Retarget Abandons with Precise Deadline Offers
I’ve built websites and digital marketing systems for hundreds of businesses over 15 years, and the tactic that actually moves the needle for e-commerce isn’t the flashy campaigns—it’s remarketing to cart abandoners through Facebook/Instagram with hyper-specific creative.
We had a client selling specialty industrial equipment online who was getting traffic but terrible conversion. We set up a Facebook pixel to track cart abandons, then built ads showing the exact product they left behind with a “Still interested?” message and a 10% discount code that expired in 48 hours. That campaign alone recovered 31% of abandoned carts in the first month, adding $18K in revenue they would’ve lost.
The key is segmenting your remarketing audiences—someone who viewed a product page gets different creative than someone who added to cart but didn’t checkout. We also tested urgency messaging (“Only 3 left in stock”) against social proof (“127 people bought this last week”), and urgency won by 2x for this client because their buyers were procurement managers making quick decisions.
Track everything with UTM parameters so you know exactly which social posts or ads are driving actual sales, not just engagement. Likes don’t pay bills—conversions tracked back to specific campaigns do.

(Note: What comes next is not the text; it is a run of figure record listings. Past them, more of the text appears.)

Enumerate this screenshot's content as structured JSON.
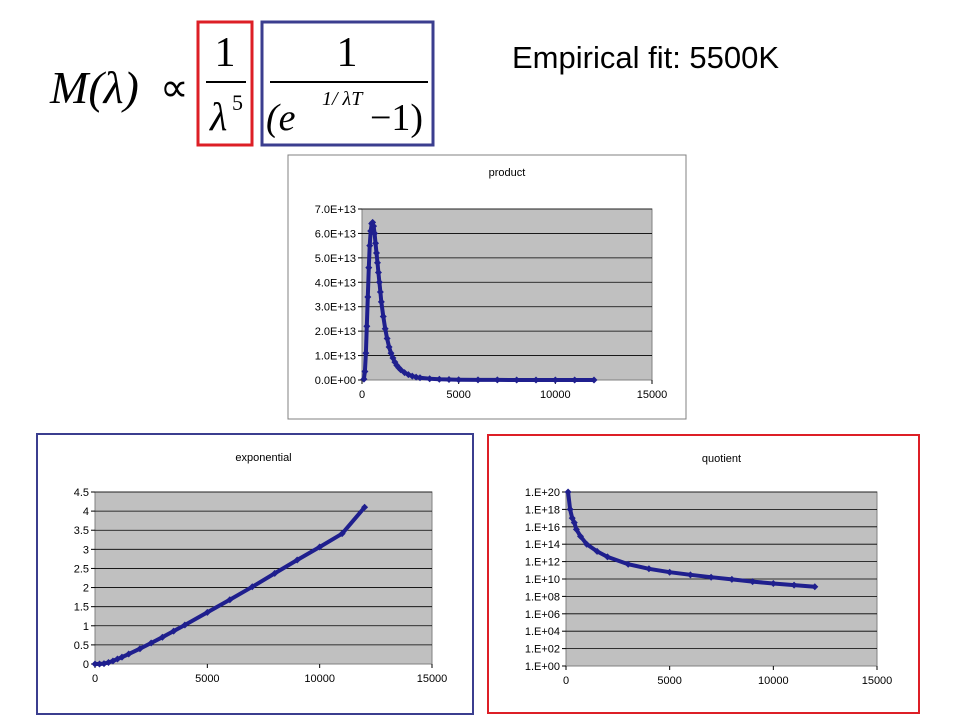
{
  "slide": {
    "fit_title": "Empirical fit: 5500K",
    "colors": {
      "left_box": "#dd1f26",
      "right_box": "#3b3e8f",
      "series": "#1f1f8e",
      "plot_bg": "#c0c0c0"
    }
  },
  "formula": {
    "lhs": "M(λ)",
    "proportional": "∝",
    "left_fraction": {
      "numerator": "1",
      "denominator_base": "λ",
      "denominator_exp": "5"
    },
    "right_fraction": {
      "numerator": "1",
      "denominator_open": "(e",
      "exp": "1/ λT",
      "denominator_close": "−1)"
    }
  },
  "chart_data": [
    {
      "id": "product",
      "type": "scatter",
      "title": "product",
      "border_color": "#808080",
      "xlim": [
        0,
        15000
      ],
      "ylim": [
        0,
        70000000000000.0
      ],
      "xticks": [
        "0",
        "5000",
        "10000",
        "15000"
      ],
      "yticks": [
        "0.0E+00",
        "1.0E+13",
        "2.0E+13",
        "3.0E+13",
        "4.0E+13",
        "5.0E+13",
        "6.0E+13",
        "7.0E+13"
      ],
      "grid": true,
      "series": [
        {
          "x": [
            100,
            150,
            200,
            250,
            300,
            350,
            400,
            450,
            500,
            550,
            600,
            650,
            700,
            750,
            800,
            850,
            900,
            950,
            1000,
            1100,
            1200,
            1300,
            1400,
            1500,
            1600,
            1700,
            1800,
            1900,
            2000,
            2200,
            2400,
            2600,
            2800,
            3000,
            3500,
            4000,
            4500,
            5000,
            6000,
            7000,
            8000,
            9000,
            10000,
            11000,
            12000
          ],
          "y": [
            350000000000.0,
            3500000000000.0,
            11000000000000.0,
            22000000000000.0,
            34000000000000.0,
            46000000000000.0,
            55000000000000.0,
            61000000000000.0,
            64000000000000.0,
            64500000000000.0,
            63000000000000.0,
            60000000000000.0,
            56000000000000.0,
            52000000000000.0,
            48000000000000.0,
            44000000000000.0,
            40000000000000.0,
            36000000000000.0,
            32000000000000.0,
            26000000000000.0,
            21000000000000.0,
            17000000000000.0,
            13500000000000.0,
            11000000000000.0,
            9000000000000.0,
            7300000000000.0,
            6000000000000.0,
            5000000000000.0,
            4200000000000.0,
            3000000000000.0,
            2200000000000.0,
            1600000000000.0,
            1200000000000.0,
            900000000000.0,
            500000000000.0,
            300000000000.0,
            190000000000.0,
            120000000000.0,
            60000000000.0,
            30000000000.0,
            18000000000.0,
            11000000000.0,
            7000000000.0,
            5000000000.0,
            3500000000.0
          ]
        }
      ]
    },
    {
      "id": "exponential",
      "type": "scatter",
      "title": "exponential",
      "border_color": "#3b3e8f",
      "xlim": [
        0,
        15000
      ],
      "ylim": [
        0,
        4.5
      ],
      "xticks": [
        "0",
        "5000",
        "10000",
        "15000"
      ],
      "yticks": [
        "0",
        "0.5",
        "1",
        "1.5",
        "2",
        "2.5",
        "3",
        "3.5",
        "4",
        "4.5"
      ],
      "grid": true,
      "series": [
        {
          "x": [
            0,
            200,
            400,
            600,
            800,
            1000,
            1200,
            1500,
            2000,
            2500,
            3000,
            3500,
            4000,
            5000,
            6000,
            7000,
            8000,
            9000,
            10000,
            11000,
            12000
          ],
          "y": [
            0,
            0.001,
            0.01,
            0.04,
            0.08,
            0.13,
            0.18,
            0.26,
            0.4,
            0.55,
            0.7,
            0.86,
            1.02,
            1.35,
            1.68,
            2.02,
            2.37,
            2.72,
            3.06,
            3.41,
            4.1
          ]
        }
      ]
    },
    {
      "id": "quotient",
      "type": "scatter",
      "title": "quotient",
      "border_color": "#dd1f26",
      "xlim": [
        0,
        15000
      ],
      "ylim": [
        0,
        20
      ],
      "y_scale": "log",
      "xticks": [
        "0",
        "5000",
        "10000",
        "15000"
      ],
      "yticks": [
        "1.E+00",
        "1.E+02",
        "1.E+04",
        "1.E+06",
        "1.E+08",
        "1.E+10",
        "1.E+12",
        "1.E+14",
        "1.E+16",
        "1.E+18",
        "1.E+20"
      ],
      "grid": true,
      "series": [
        {
          "x": [
            100,
            200,
            300,
            400,
            500,
            700,
            1000,
            1500,
            2000,
            3000,
            4000,
            5000,
            6000,
            7000,
            8000,
            9000,
            10000,
            11000,
            12000
          ],
          "y": [
            1e+20,
            1e+18,
            1e+17,
            3e+16,
            5000000000000000.0,
            800000000000000.0,
            100000000000000.0,
            15000000000000.0,
            3500000000000.0,
            500000000000.0,
            150000000000.0,
            60000000000.0,
            30000000000.0,
            16000000000.0,
            9000000000.0,
            5000000000.0,
            3000000000.0,
            2000000000.0,
            1300000000.0
          ]
        }
      ]
    }
  ]
}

Feature Customer Wins to Inspire Buyers
We’ve been running Stout Tent for over 10 years, and I’ve tested every social platform trying to crack this. What actually moves the needle for us is creating content that makes our customers the hero, not our products.
We started a simple tactic: asking wholesale clients and glamping business owners to send us setup photos with a brief story about their biggest challenge before opening. We share these as carousel posts with the “before” struggle in slide 1, their actual setup in slides 2-3, and real numbers (occupancy rates, ROI timeline) in the last slide. One post about a couple in Colorado who quit their corporate jobs and hit 85% occupancy in their first season drove 47 qualified wholesale inquiries in two weeks—our previous best was maybe 12.
The trick is we’re not selling tents in these posts. We’re selling the dream and proving it’s achievable with actual data from real people. Comments are flooded with questions about *how* they did it, not what tent they bought. That’s when we drop a subtle mention of our Glamping Business Blueprint course in the replies.
This works because people share aspirational content that feels attainable. A slick product photo gets scrolled past. A real person’s financial breakdown of their glamping site going from idea to profit in 18 months? That gets saved, shared, and sends qualified buyers to our site who already believe in what we do.

Teach First to Earn Confident Purchases
I lean heavily into education over promotion. Explaining how mobile storage works in practical, everyday language drives more enquiries than sales messaging. I have learned that understanding builds confidence, and confidence drives action.

Create Honest Urgency around Availability
We use social to create urgency without discounting the product. Countdown posts tied to weather shifts and delivery cutoffs perform best. Each post links to a BigCommerce page with clear availability messaging. That alignment converts attention into action.
During a heat wave campaign, we posted hourly updates on remaining delivery slots. The transparency built credibility and urgency together. Same-day sales rose as shoppers trusted the timing promise. Staffing chat alongside social kept momentum strong.

Partner with Trusted Influencers for Checkouts
Leveraging social media for sales on a BigCommerce store can be effectively achieved through influencer partnerships and shoppable content. Collaborating with influencers who resonate with your brand enhances visibility and capitalizes on their established trust with audiences. By creating authentic, relatable content that includes shoppable posts, users can easily click to purchase items directly from your store, aligning perfectly with affiliate marketing strategies.